Здесь стоит сделать некоторое отступление. Проблема денег очень волновала молодую герцогиню. Несмотря на громкий титул, она была весьма стеснена в средствах. Вот ее собственные отзывы о скудости ее кошелька:
«Изначально материальная сторона брака была плохо урегулирована тетей Эллой и русским двором.
Наше положение обязывало нас жить на широкую ногу, и все мои деньги шли на хозяйственные нужды, так что на личные расходы у меня практически ничего не оставалось. Я никогда не могла, к примеру, приехав в Париж, покупать платья в лучших домах моды. Я покупала готовую одежду в магазине «Галери Лафайет» и носила готовую обувь.
Это не казалось мне странным. У меня были очень простые вкусы, слишком простые, как я теперь понимаю, в отношении денег я вообще была малосведущей. А потому я не испытывала никаких переживаний на этот счет.
Единственное, что мне иногда хотелось, это иметь больше отличных лошадей. Мои средства позволяли держать только трех-четырех, а это меня не удовлетворяло».
Все на свете относительно, конечно, однако понятно, почему Мария так радовалась даже скромным выигрышам в бридж.
«Зимой я входила в круг лиц, которые ежедневно играли с королем в теннис на замечательных закрытых кортах Стокгольма. Короче, мой свекор баловал меня, и мы были такими добрыми друзьями, что я порой позволяла себе подшучивать над ним. Иногда сведения об этом просачивались в газеты, где подавались в сильно преувеличенном виде, но он вполне терпимо относился к моим выходкам.

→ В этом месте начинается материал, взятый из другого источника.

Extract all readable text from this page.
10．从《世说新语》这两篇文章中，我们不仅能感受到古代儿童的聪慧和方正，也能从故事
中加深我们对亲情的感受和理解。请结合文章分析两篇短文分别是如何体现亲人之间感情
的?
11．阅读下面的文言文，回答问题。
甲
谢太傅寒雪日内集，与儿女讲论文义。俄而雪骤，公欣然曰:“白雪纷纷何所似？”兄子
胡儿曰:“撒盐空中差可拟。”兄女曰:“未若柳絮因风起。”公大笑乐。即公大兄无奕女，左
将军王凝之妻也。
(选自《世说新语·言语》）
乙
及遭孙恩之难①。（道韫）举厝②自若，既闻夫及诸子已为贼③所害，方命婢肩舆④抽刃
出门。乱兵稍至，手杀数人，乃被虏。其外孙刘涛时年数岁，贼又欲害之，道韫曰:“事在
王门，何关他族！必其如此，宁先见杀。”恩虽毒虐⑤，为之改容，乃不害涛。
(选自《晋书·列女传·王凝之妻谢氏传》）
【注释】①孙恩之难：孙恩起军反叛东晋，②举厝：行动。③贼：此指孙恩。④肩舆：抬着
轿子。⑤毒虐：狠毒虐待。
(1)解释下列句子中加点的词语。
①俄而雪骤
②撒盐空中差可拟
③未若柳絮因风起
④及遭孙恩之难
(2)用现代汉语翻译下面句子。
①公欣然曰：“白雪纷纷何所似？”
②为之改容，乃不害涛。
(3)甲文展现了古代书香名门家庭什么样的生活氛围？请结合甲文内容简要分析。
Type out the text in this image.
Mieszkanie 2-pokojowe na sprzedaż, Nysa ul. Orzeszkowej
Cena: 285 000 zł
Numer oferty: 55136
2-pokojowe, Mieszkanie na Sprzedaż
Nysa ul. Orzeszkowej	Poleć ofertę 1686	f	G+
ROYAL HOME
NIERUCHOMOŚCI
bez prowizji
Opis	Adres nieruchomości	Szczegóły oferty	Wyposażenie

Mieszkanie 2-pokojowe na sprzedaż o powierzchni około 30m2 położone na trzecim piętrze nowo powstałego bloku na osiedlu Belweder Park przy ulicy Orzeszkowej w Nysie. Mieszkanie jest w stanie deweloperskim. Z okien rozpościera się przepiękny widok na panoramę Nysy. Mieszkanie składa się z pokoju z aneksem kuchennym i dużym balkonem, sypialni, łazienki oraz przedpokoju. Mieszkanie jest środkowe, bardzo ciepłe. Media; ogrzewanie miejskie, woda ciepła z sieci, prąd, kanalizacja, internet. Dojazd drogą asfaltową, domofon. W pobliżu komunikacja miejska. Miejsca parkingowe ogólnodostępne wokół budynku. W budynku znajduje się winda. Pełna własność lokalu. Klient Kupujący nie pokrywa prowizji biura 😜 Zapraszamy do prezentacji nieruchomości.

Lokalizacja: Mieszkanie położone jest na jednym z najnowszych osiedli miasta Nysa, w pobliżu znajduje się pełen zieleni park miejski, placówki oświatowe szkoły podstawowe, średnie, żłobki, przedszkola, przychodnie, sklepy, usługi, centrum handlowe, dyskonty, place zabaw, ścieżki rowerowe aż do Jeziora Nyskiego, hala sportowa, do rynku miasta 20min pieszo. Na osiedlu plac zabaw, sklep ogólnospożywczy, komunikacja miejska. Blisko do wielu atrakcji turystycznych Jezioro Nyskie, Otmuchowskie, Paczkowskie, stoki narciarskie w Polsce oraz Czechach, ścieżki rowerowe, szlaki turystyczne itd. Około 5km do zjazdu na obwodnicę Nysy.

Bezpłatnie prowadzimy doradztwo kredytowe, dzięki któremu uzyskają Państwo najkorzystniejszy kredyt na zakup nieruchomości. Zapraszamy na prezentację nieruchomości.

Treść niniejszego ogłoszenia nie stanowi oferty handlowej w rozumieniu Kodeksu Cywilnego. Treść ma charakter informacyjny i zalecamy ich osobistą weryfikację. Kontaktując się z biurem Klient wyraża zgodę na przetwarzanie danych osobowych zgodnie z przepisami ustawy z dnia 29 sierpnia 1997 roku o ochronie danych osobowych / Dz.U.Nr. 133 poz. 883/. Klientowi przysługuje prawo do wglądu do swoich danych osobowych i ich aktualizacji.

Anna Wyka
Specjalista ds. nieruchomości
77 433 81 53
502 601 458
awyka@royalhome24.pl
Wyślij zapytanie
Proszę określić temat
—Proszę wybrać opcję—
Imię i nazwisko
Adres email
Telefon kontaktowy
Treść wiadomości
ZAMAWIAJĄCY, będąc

Например, однажды зимой, когда мы специальным поездом в несколько вагонов поехали кататься на лыжах, мне пришла мысль притвориться старушкой и поднести цветы королю, который играл в бридж в головном вагоне. Мой план восторженно поддержали другие пассажиры нашего вагона, и я взялась задело. Грима у меня не было, лишь немного пудры. Я изобразила морщины при помощи жженой пробки, а щеки натерла кусочками свеклы. Глаза я спрятала за темными очками, а голову покрыла большой шерстяной шалью. Затем я одолжила у одной из горничных подбитую мехом накидку и надела ее наизнанку. Все было готово. Проводник остановил поезд на первой станции, и я вышла, прихватив завернутые в газету три увядших тюльпана. Один из адъютантов, который был в курсе затеи, сообщил королю о желании старой женщины засвидетельствовать ему почтение. Меня допустили в его вагон. Когда я вошла, он встал и сделал несколько шагов навстречу. Я вручила ему цветы, пробормотав несколько слов дрожащим голосом.